- Ambad Location in Maharashtra, India
- Coordinates: 19°37′N 75°47′E﻿ / ﻿19.62°N 75.79°E
- Country: India
- State: Maharashtra
- District: Jalna
- Elevation: 530 m (1,740 ft)

Population (2001)
- • Total: 80,352

Languages
- • Official: Marathi
- Time zone: UTC+5:30 (IST)
- PIN: 431204
- Vehicle registration: MH-21

= Ambad =

Ambad is a town with a municipal council in Jalna district in the state of Maharashtra, India. Ambad is notable for its temple dedicated to the Hindu goddess Matsyodari. In October of each year, devotees of the goddess gather in Ambad for the Hindu festival of Dashahara. A local tradition claims that the name "Ambad" was given to this city by a Hindu Raja named Ambarisha. According to this tradition, Raja Ambarisha would worship the goddess on a rock hill which resembled a fish. Because of this fish-shaped rock hill, the goddess was named Matsyodari ("in the stomach of fish"). The temple was constructed by Ahilya Devi Holkar, who also has developed Ambad by constructing Pushkarini and Kavandi (water reservoirs). Ambad is the second most populous town in district of Jalna. Ambad also has a Government Polytechnic College which is one of the only two Government Polytechnic Colleges located in Jalna district along with Government Polytechnic, Jalna. Ambad municipal council is convened at Court Road.

Ambad is also famous for its "Dattajayanti Sangeet Mahotsav" celebrations. The festival was started in 1923 by Pandit Bappasaheb Jalgaonkar. His son the Pandit Govindrao Jalgaonkar continued the tradition and gave it a broader appeal among masses. The festival is purely based on Indian classical music.

In the middle of the city, there's an old temple of Lord Ram where a beautiful idol of the deity was established in the 18th century by the saint and devotee, Sri Ramanand Maharaj of Gondi. Since then, people worship the Lord Ram regularly.

==Villages and cities near Ambad==

- Jalna (27.0 km)
- Pachod (20.0 km)
- Ghansawangi (26.0 km)
- Tirthpuri (30.0 km)
- Shahagad (32.0 km)
- Kumbhar Pimpalgaon (44.0 km)
- Paithan (50.0 km)
- Aurangabad (70.0 km)
- Rajur (55.0 km)
- Osmanabad (194.0 km)
- Parbhani (128.0 km)
- Pune (264.0 km)
- Mumbai (427.0 km)
- Ahmednagar (141.0 km)
- Solapur (259.0 km)
- Ajanta Caves (132.0 km)
- Lonar Lake (107.0 km)

==Nearby Railway Station==
Jalna (J) is nearest railway station to Ambad (28 km).
Partur (J) Railway Station to Ambad (52 km)

==Nearby Airport==
Aurangabad (IXU) is nearest airport to Ambad city which is 65 km away from Ambad.

== Health Services ==
Ambad City is home to a variety of medical facilities and hospitals, which are frequented by individuals from surrounding villages seeking medical treatment. A few of these establishments are listed below.

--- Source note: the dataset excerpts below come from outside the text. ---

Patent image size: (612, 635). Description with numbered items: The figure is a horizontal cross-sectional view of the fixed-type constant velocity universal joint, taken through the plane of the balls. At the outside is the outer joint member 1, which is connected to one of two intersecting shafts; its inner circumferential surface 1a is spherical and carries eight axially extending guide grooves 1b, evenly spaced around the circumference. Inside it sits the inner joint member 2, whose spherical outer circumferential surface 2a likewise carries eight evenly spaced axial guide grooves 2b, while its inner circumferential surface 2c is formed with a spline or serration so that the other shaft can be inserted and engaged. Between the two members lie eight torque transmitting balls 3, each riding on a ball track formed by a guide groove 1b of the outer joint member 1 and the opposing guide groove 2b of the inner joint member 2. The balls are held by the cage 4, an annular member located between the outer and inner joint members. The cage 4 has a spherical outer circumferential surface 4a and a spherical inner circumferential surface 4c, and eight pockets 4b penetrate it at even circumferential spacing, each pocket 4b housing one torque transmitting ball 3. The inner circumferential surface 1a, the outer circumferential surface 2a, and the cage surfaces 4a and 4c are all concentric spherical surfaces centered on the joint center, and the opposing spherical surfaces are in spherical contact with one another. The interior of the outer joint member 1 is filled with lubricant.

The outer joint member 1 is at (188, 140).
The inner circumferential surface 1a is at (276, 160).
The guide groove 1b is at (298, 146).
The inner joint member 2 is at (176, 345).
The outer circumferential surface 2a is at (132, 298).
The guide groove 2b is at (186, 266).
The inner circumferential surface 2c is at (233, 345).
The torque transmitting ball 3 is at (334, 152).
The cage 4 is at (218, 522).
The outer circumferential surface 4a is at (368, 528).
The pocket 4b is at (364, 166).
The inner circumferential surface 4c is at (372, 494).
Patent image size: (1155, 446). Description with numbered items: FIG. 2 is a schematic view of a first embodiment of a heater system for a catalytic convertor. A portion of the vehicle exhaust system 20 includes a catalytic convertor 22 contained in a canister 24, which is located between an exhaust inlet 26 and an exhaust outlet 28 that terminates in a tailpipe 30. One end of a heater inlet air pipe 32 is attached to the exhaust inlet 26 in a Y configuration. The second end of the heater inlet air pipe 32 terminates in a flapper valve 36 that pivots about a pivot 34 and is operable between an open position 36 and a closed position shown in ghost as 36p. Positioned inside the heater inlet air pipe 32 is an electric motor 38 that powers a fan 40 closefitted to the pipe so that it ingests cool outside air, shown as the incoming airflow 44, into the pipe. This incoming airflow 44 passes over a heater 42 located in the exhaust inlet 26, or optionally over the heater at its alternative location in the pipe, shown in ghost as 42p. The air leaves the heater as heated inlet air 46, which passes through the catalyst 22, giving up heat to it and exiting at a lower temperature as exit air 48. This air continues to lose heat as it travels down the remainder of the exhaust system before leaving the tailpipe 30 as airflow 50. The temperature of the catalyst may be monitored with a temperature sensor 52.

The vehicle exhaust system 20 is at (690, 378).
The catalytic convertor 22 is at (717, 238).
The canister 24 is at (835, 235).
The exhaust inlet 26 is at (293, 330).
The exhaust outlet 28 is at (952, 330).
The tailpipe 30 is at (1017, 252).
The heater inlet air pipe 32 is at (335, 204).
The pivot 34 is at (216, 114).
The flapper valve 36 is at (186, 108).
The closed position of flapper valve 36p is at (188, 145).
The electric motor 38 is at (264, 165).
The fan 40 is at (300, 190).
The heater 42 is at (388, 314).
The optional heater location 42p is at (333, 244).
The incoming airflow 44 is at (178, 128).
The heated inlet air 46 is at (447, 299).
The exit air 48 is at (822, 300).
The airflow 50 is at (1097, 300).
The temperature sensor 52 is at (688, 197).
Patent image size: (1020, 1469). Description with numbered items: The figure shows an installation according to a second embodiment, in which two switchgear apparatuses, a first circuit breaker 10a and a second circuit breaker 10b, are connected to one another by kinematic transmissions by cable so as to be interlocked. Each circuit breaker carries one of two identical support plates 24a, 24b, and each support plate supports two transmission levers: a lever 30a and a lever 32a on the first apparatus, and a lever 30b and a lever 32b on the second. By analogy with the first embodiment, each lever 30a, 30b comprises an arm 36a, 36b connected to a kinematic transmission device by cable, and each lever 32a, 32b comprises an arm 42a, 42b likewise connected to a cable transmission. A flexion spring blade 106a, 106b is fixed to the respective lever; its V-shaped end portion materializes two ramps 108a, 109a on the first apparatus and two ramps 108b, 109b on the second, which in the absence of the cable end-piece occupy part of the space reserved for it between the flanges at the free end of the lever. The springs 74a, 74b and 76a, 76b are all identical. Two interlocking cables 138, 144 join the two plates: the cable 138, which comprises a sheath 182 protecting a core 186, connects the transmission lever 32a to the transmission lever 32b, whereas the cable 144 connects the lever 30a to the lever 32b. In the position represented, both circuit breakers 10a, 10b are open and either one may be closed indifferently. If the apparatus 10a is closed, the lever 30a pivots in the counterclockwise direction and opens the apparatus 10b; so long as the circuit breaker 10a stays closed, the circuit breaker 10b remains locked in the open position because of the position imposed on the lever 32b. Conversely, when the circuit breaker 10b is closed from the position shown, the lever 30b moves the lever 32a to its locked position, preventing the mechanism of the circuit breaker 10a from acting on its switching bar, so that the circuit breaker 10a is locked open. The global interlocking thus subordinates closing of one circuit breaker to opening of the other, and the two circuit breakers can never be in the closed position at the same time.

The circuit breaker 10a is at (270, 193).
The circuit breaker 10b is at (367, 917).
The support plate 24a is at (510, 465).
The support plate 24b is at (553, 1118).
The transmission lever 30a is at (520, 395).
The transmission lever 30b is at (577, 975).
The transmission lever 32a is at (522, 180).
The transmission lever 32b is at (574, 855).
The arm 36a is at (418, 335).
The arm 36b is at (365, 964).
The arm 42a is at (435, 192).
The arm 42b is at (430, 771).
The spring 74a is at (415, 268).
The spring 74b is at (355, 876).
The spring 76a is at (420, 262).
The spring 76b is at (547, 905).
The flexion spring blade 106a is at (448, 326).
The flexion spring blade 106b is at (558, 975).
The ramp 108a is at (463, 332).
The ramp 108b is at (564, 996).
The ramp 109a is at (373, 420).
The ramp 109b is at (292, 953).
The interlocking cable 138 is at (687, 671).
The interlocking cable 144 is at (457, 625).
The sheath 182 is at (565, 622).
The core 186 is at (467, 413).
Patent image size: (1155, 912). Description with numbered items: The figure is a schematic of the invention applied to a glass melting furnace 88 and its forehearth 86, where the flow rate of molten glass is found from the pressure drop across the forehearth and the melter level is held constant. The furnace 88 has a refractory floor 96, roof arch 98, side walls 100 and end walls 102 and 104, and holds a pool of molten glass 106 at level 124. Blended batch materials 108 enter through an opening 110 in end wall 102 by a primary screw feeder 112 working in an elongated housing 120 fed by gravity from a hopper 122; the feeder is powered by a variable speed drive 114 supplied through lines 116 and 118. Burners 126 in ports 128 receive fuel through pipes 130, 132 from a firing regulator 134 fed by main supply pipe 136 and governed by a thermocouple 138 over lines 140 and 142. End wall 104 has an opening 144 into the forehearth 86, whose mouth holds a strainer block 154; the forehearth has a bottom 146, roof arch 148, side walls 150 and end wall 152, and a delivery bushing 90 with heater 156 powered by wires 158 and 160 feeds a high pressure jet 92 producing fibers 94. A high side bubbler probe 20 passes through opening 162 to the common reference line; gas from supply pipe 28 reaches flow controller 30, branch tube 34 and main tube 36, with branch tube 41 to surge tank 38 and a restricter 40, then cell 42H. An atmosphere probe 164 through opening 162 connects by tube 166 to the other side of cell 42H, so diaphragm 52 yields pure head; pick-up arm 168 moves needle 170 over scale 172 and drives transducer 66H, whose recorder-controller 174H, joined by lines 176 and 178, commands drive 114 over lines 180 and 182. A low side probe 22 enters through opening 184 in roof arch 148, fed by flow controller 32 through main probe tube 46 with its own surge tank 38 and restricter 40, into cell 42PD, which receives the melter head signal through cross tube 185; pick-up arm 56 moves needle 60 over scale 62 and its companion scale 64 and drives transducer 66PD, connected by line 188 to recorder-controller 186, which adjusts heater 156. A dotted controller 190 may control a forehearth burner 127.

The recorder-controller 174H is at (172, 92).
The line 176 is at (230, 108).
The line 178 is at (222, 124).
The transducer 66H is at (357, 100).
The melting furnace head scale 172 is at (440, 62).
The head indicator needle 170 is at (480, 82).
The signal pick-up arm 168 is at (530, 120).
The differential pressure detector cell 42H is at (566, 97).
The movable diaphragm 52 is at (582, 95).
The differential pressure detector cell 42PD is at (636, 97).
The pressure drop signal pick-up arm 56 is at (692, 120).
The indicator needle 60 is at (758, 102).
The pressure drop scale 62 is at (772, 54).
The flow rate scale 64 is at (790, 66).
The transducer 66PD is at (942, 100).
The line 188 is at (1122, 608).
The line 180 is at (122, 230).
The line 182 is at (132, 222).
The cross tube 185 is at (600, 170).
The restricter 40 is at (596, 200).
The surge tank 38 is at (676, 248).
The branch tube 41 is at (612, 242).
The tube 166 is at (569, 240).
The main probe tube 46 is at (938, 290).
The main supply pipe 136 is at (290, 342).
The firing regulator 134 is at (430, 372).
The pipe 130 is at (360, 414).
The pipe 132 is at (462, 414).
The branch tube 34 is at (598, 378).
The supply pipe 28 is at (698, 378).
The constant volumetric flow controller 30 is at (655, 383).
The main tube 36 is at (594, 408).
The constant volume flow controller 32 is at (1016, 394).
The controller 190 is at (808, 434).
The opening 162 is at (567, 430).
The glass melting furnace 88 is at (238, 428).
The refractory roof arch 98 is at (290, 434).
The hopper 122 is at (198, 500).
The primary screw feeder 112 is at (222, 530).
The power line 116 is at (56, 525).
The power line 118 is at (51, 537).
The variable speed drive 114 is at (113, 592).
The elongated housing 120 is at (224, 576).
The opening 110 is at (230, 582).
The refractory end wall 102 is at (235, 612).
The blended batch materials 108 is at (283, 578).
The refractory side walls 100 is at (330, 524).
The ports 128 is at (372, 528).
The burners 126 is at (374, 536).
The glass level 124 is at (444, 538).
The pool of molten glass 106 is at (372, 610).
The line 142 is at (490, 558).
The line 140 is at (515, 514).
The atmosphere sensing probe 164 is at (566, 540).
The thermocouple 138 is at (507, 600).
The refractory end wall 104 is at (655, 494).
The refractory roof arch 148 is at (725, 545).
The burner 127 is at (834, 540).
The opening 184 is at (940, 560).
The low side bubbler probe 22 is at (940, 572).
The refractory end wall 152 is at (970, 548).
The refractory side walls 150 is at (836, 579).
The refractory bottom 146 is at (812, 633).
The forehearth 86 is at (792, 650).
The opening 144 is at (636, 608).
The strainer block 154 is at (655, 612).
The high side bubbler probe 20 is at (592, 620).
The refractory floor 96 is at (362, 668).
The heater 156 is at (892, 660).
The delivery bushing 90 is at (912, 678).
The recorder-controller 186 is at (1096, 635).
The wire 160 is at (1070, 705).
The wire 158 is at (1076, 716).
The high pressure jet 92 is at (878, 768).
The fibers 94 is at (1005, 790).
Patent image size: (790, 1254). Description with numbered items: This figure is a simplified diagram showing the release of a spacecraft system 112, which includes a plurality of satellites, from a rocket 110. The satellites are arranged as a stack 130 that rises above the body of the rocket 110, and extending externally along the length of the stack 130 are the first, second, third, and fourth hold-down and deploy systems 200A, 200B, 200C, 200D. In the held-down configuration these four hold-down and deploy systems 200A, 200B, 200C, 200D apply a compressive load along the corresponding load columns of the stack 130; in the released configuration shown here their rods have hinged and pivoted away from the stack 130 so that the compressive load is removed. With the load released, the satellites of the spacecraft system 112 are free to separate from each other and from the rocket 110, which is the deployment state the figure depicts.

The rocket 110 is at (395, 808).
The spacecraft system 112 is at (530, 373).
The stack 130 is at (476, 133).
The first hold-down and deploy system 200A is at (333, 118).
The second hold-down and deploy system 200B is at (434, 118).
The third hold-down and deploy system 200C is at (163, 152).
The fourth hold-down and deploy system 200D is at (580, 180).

1. Government Hospital Ambad
2. Matsyodari Clinic Ambad (Near Bus Stand)

==Education==
Ambad has almost all type of well known educational institutions. Which includes, Engineering, Pharmacy, Education (D.Ed & B.Ed), I.T.I., English medium schools and also colleges of arts, science, Computer, Management & Nursing. Some of them are mentioned below:
1. Government Polytechnic College
2. Ismail Mehta College of Pharmacy
3. Zilla Parishad School
4. Matsyodari College
5. Dattaji Bhale Primary School
6. Dattaji Bhale secondary School
7. Omshanti Vidyalaya
8. Virchand Lalji Dharamshi School
9. Jain English School
10. R.P. International School
11. Matsyodari High School
12. Little Champ English School
13. Godavari College
14. CSK Jain English School
15. Shree Ram Mandir

==Location==
Ambad is situated at distance of 28 km from District Jalna.Ambad has extremely well developed connectivity of Roads to nearby cities like Chhatrapati Sambhajinagar(Formerly Aurangabad), Beed, Paithan & Ghansawangi. One can easily connect to National Highway 52 which is 20 km away from Ambad. And in coming time, Ambad is extremely well connected to Hinduhridaysamrat Balasaheb Thackerey Maharashtra Samruddhi Mahamarg aka Mumbai–Nagpur Expressway from Nidhona interchange which is 34 km away.

==Geography==
Ambad is located at . It has an average elevation of 530 m.

==Demographics==
As of the 2001 India census, Ambad had a population of 80,321. Males constitute 53% of the population, and females 47%. Ambad has an average literacy rate of 65%, which is higher than the national average of 59.5%. 15% of the population is under 6 years of age.